To scale a testing program effectively, empower distributed marketing teams to run their own experiments. Providing easy-to-use tools within a familiar platform (like Sitecore XM Cloud) democratizes the process, leveraging local and industry-specific knowledge while avoiding the bottleneck of a central CRO team.
Instead of hiring a 'Chief AI Officer' or an agency, the most successful GTM AI deployments empower existing top performers. Pair your best SDR, marketer, or RevOps person with AI tools, and let them learn and innovate together. This internal expertise is more valuable than any external consultant.
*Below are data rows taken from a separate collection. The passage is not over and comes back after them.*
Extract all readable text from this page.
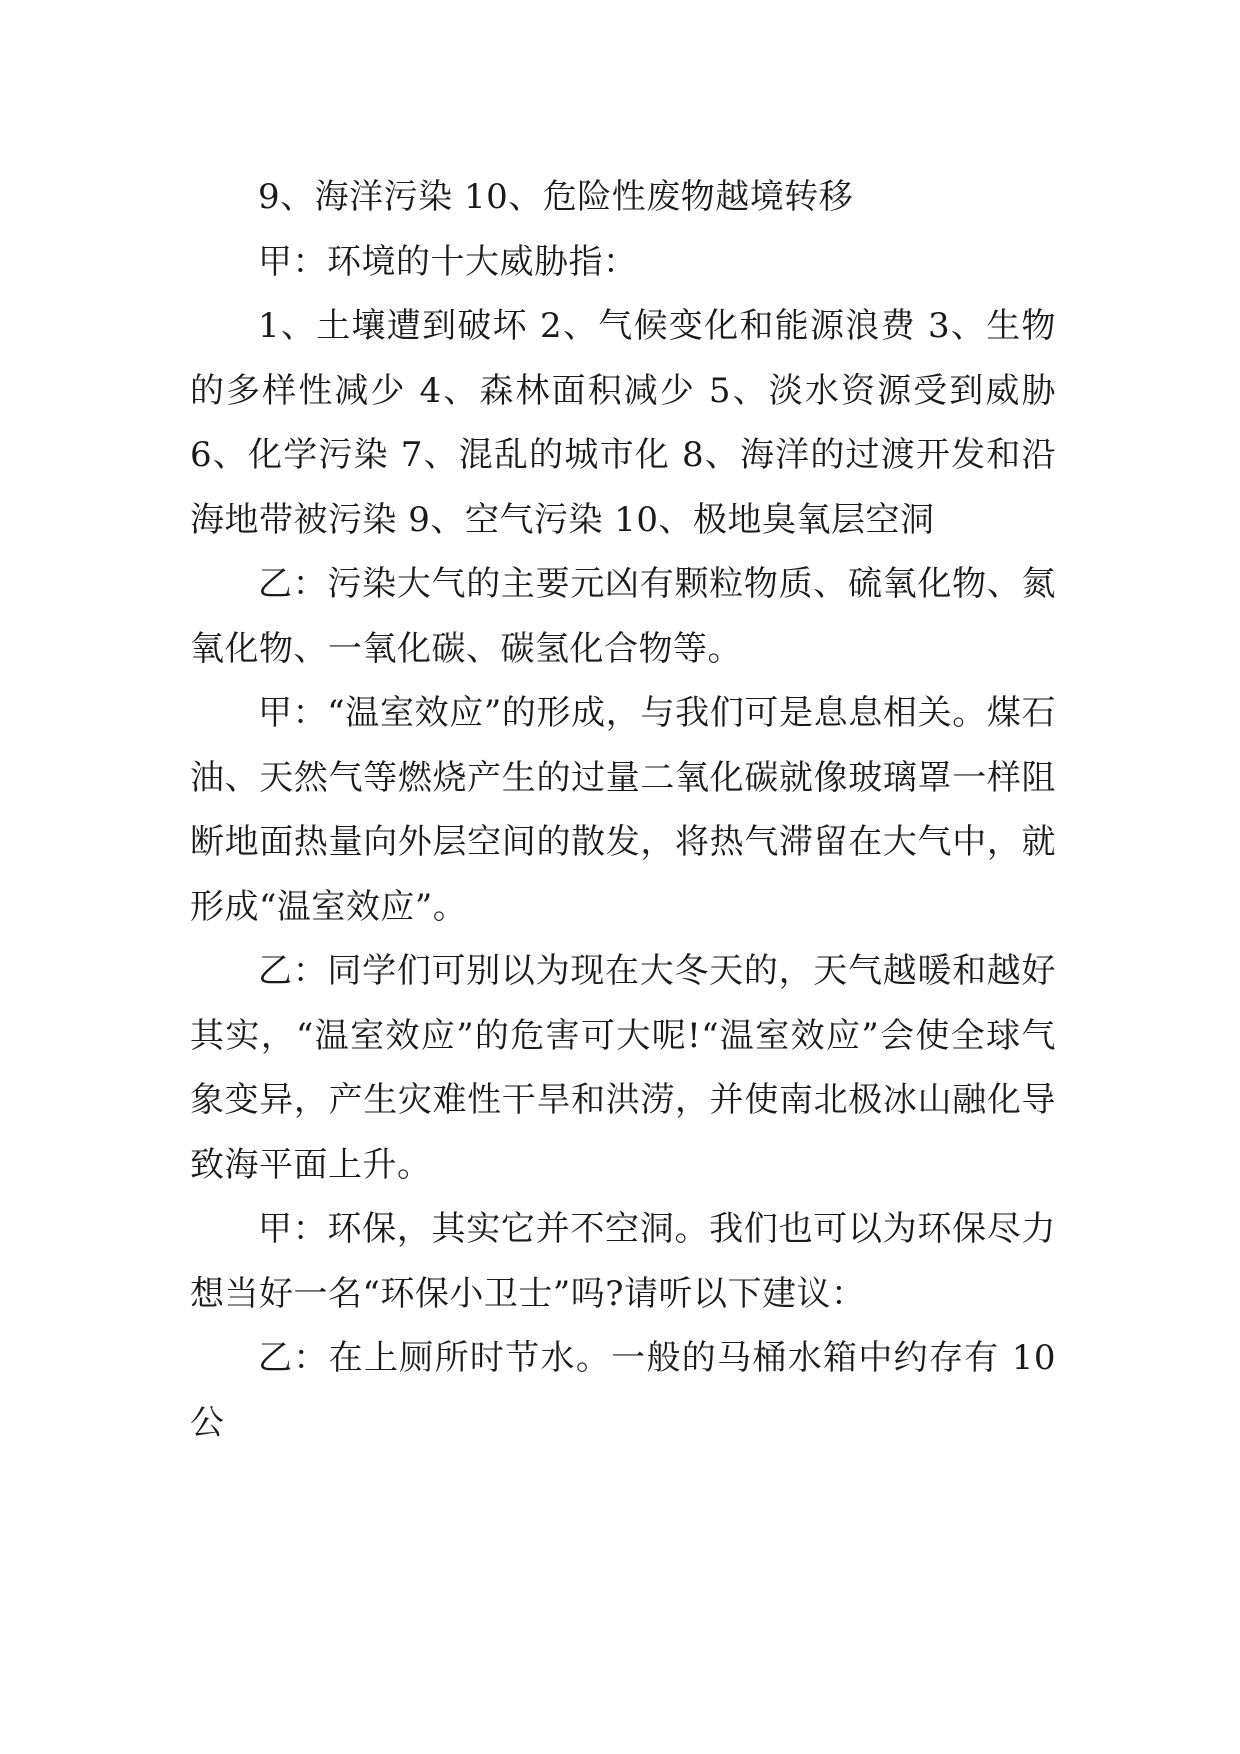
9、海洋污染 10、危险性废物越境转移

甲：环境的十大威胁指：

1、土壤遭到破坏 2、气候变化和能源浪费 3、生物的多样性减少 4、森林面积减少 5、淡水资源受到威胁 6、化学污染 7、混乱的城市化 8、海洋的过渡开发和沿海地带被污染 9、空气污染 10、极地臭氧层空洞

乙：污染大气的主要元凶有颗粒物质、硫氧化物、氮氧化物、一氧化碳、碳氢化合物等。

甲：“温室效应”的形成，与我们可是息息相关。煤石油、天然气等燃烧产生的过量二氧化碳就像玻璃罩一样阻断地面热量向外层空间的散发，将热气滞留在大气中，就形成“温室效应”。

乙：同学们可别以为现在大冬天的，天气越暖和越好其实，“温室效应”的危害可大呢!“温室效应”会使全球气象变异，产生灾难性干旱和洪涝，并使南北极冰山融化导致海平面上升。

甲：环保，其实它并不空洞。我们也可以为环保尽力想当好一名“环保小卫士”吗?请听以下建议：

乙：在上厕所时节水。一般的马桶水箱中约存有 10 公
Elevate Conversion Rate Optimization (CRO) from tactical to strategic by treating it like a measurement system. A high volume of tests, viewed in context with one another, provides a detailed, high-fidelity understanding of user behavior, much like a 3D scan requires numerous data points for accuracy.
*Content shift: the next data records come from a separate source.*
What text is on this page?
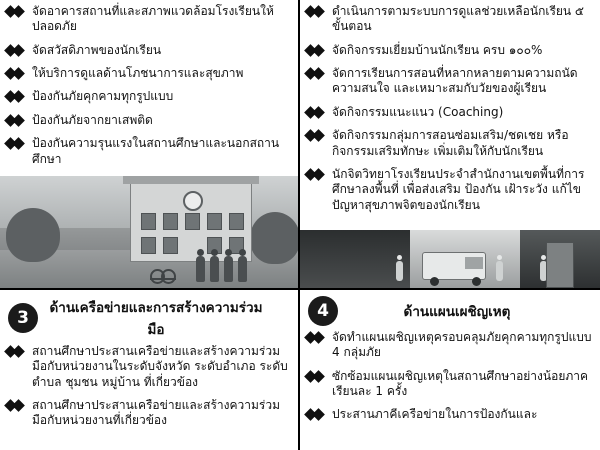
จัดอาคารสถานที่และสภาพแวดล้อมโรงเรียนให้ปลอดภัย
จัดสวัสดิภาพของนักเรียน
ให้บริการดูแลด้านโภชนาการและสุขภาพ
ป้องกันภัยคุกคามทุกรูปแบบ
ป้องกันภัยจากยาเสพติด
ป้องกันความรุนแรงในสถานศึกษาและนอกสถานศึกษา
ดำเนินการตามระบบการดูแลช่วยเหลือนักเรียน ๕ ขั้นตอน
จัดกิจกรรมเยี่ยมบ้านนักเรียน ครบ ๑๐๐%
จัดการเรียนการสอนที่หลากหลายตามความถนัด ความสนใจ และเหมาะสมกับวัยของผู้เรียน
จัดกิจกรรมแนะแนว (Coaching)
จัดกิจกรรมกลุ่มการสอนซ่อมเสริม/ชดเชย หรือกิจกรรมเสริมทักษะ เพิ่มเติมให้กับนักเรียน
นักจิตวิทยาโรงเรียนประจำสำนักงานเขตพื้นที่การศึกษาลงพื้นที่ เพื่อส่งเสริม ป้องกัน เฝ้าระวัง แก้ไขปัญหาสุขภาพจิตของนักเรียน
3	ด้านเครือข่ายและการสร้างความร่วมมือ
สถานศึกษาประสานเครือข่ายและสร้างความร่วมมือกับหน่วยงานในระดับจังหวัด ระดับอำเภอ ระดับตำบล ชุมชน หมู่บ้าน ที่เกี่ยวข้อง
สถานศึกษาประสานเครือข่ายและสร้างความร่วมมือกับหน่วยงานที่เกี่ยวข้อง
4	ด้านแผนเผชิญเหตุ
จัดทำแผนเผชิญเหตุครอบคลุมภัยคุกคามทุกรูปแบบ 4 กลุ่มภัย
ซักซ้อมแผนเผชิญเหตุในสถานศึกษาอย่างน้อยภาคเรียนละ 1 ครั้ง
ประสานภาคีเครือข่ายในการป้องกันและ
Instead of guarding prototypes, build a library of high-fidelity, interactive demos and give sales and customer success teams free reign to show them to customers. This democratizes the feedback process, accelerates validation, and eliminates the engineering burden of creating one-off sales demos.
Foster a culture of experimentation by reframing failure. A test where the hypothesis is disproven is just as valuable as a 'win' because it provides crucial user insights. The program's success should be measured by the quantity of quality tests run, not the percentage of successful hypotheses.
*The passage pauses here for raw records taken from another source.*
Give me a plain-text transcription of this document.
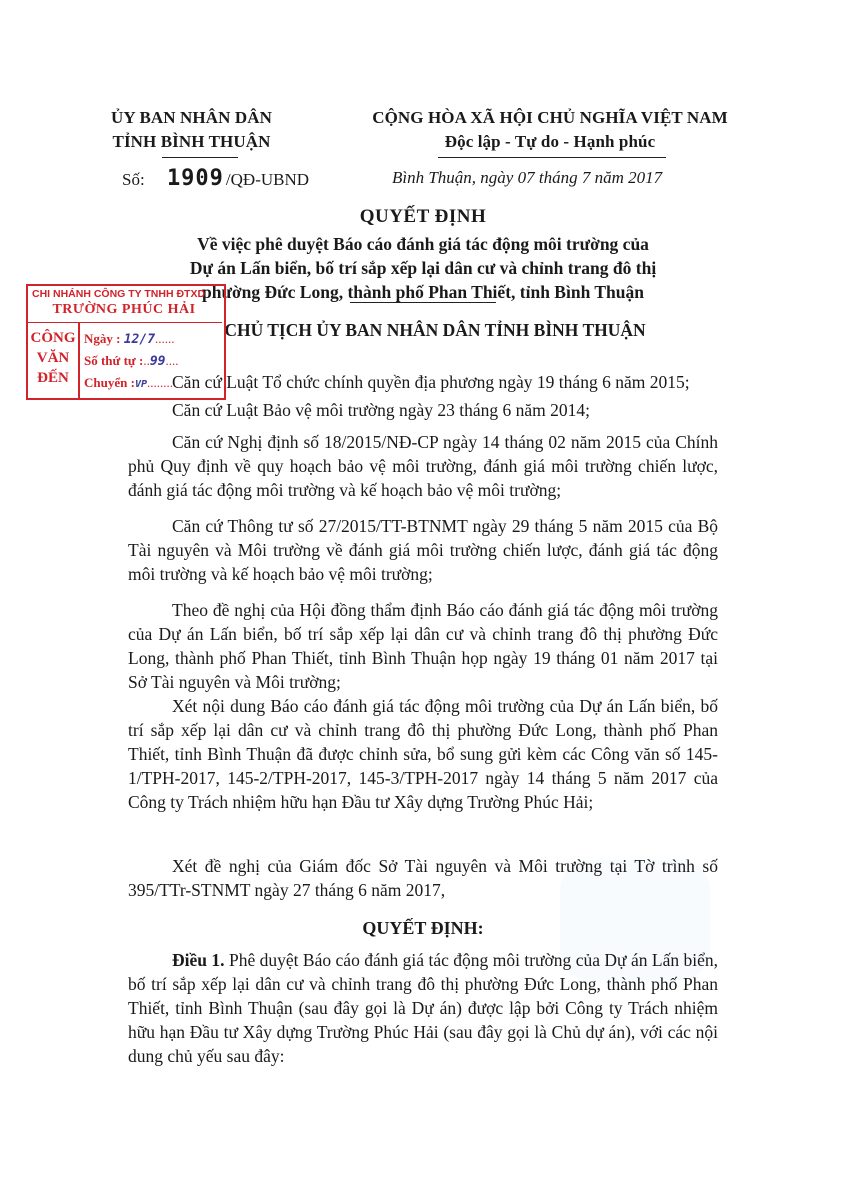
ỦY BAN NHÂN DÂN
TỈNH BÌNH THUẬN
CỘNG HÒA XÃ HỘI CHỦ NGHĨA VIỆT NAM
Độc lập - Tự do - Hạnh phúc
Số: 1909 /QĐ-UBND	Bình Thuận, ngày 07 tháng 7 năm 2017
QUYẾT ĐỊNH
Về việc phê duyệt Báo cáo đánh giá tác động môi trường của
Dự án Lấn biển, bố trí sắp xếp lại dân cư và chỉnh trang đô thị
phường Đức Long, thành phố Phan Thiết, tỉnh Bình Thuận
CHỦ TỊCH ỦY BAN NHÂN DÂN TỈNH BÌNH THUẬN
Căn cứ Luật Tổ chức chính quyền địa phương ngày 19 tháng 6 năm 2015;
Căn cứ Luật Bảo vệ môi trường ngày 23 tháng 6 năm 2014;
Căn cứ Nghị định số 18/2015/NĐ-CP ngày 14 tháng 02 năm 2015 của Chính phủ Quy định về quy hoạch bảo vệ môi trường, đánh giá môi trường chiến lược, đánh giá tác động môi trường và kế hoạch bảo vệ môi trường;
Căn cứ Thông tư số 27/2015/TT-BTNMT ngày 29 tháng 5 năm 2015 của Bộ Tài nguyên và Môi trường về đánh giá môi trường chiến lược, đánh giá tác động môi trường và kế hoạch bảo vệ môi trường;
Theo đề nghị của Hội đồng thẩm định Báo cáo đánh giá tác động môi trường của Dự án Lấn biển, bố trí sắp xếp lại dân cư và chỉnh trang đô thị phường Đức Long, thành phố Phan Thiết, tỉnh Bình Thuận họp ngày 19 tháng 01 năm 2017 tại Sở Tài nguyên và Môi trường;
Xét nội dung Báo cáo đánh giá tác động môi trường của Dự án Lấn biển, bố trí sắp xếp lại dân cư và chỉnh trang đô thị phường Đức Long, thành phố Phan Thiết, tỉnh Bình Thuận đã được chỉnh sửa, bổ sung gửi kèm các Công văn số 145-1/TPH-2017, 145-2/TPH-2017, 145-3/TPH-2017 ngày 14 tháng 5 năm 2017 của Công ty Trách nhiệm hữu hạn Đầu tư Xây dựng Trường Phúc Hải;
Xét đề nghị của Giám đốc Sở Tài nguyên và Môi trường tại Tờ trình số 395/TTr-STNMT ngày 27 tháng 6 năm 2017,
QUYẾT ĐỊNH:
Điều 1. Phê duyệt Báo cáo đánh giá tác động môi trường của Dự án Lấn biển, bố trí sắp xếp lại dân cư và chỉnh trang đô thị phường Đức Long, thành phố Phan Thiết, tỉnh Bình Thuận (sau đây gọi là Dự án) được lập bởi Công ty Trách nhiệm hữu hạn Đầu tư Xây dựng Trường Phúc Hải (sau đây gọi là Chủ dự án), với các nội dung chủ yếu sau đây:
CHI NHÁNH CÔNG TY TNHH ĐTXD
TRƯỜNG PHÚC HẢI
CÔNG
VĂN
ĐẾN
Ngày : 12/7......
Số thứ tự :..99....
Chuyển :VP........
AI's power is not in creating successful strategies from scratch, but in scaling your existing best practices. An AI agent cannot make a broken process work. First, identify what messaging and campaigns are effective, then use AI to execute them at a near-infinite scale, 24/7.
Chess.com's goal of 1,000 experiments isn't about the number. It’s a forcing function to expose systemic blockers and drive conversations about what's truly needed to increase velocity, like no-code tools and empowering non-product teams to test ideas.
In AI-native companies that ship daily, traditional marketing processes requiring weeks of lead time for releases are obsolete. Marketing teams can no longer be a gatekeeper saying "we're not ready." They must reinvent their workflows to support, not hinder, the relentless pace of development, or risk slowing the entire company down.
To maximize AI's impact, don't just find isolated use cases for content or demand gen teams. Instead, map a core process like a campaign workflow and apply AI to augment each stage, from strategy and creation to localization and measurement. AI is workflow-native, not function-native.
Spreading excellence should not be like applying a thin coat of peanut butter across the whole organization. Instead, create a deep "pocket" of excellence in one team or region, perfecting it there first. That expert group then leads the charge to replicate their success in the next pocket, creating a cascading and more robust rollout.
The best use of pre-testing creative concepts isn't as a negative filter to eliminate poor ideas early. Instead, it should be framed as a positive process to identify the most promising concepts, which can then be developed further, taking good ideas and making them great.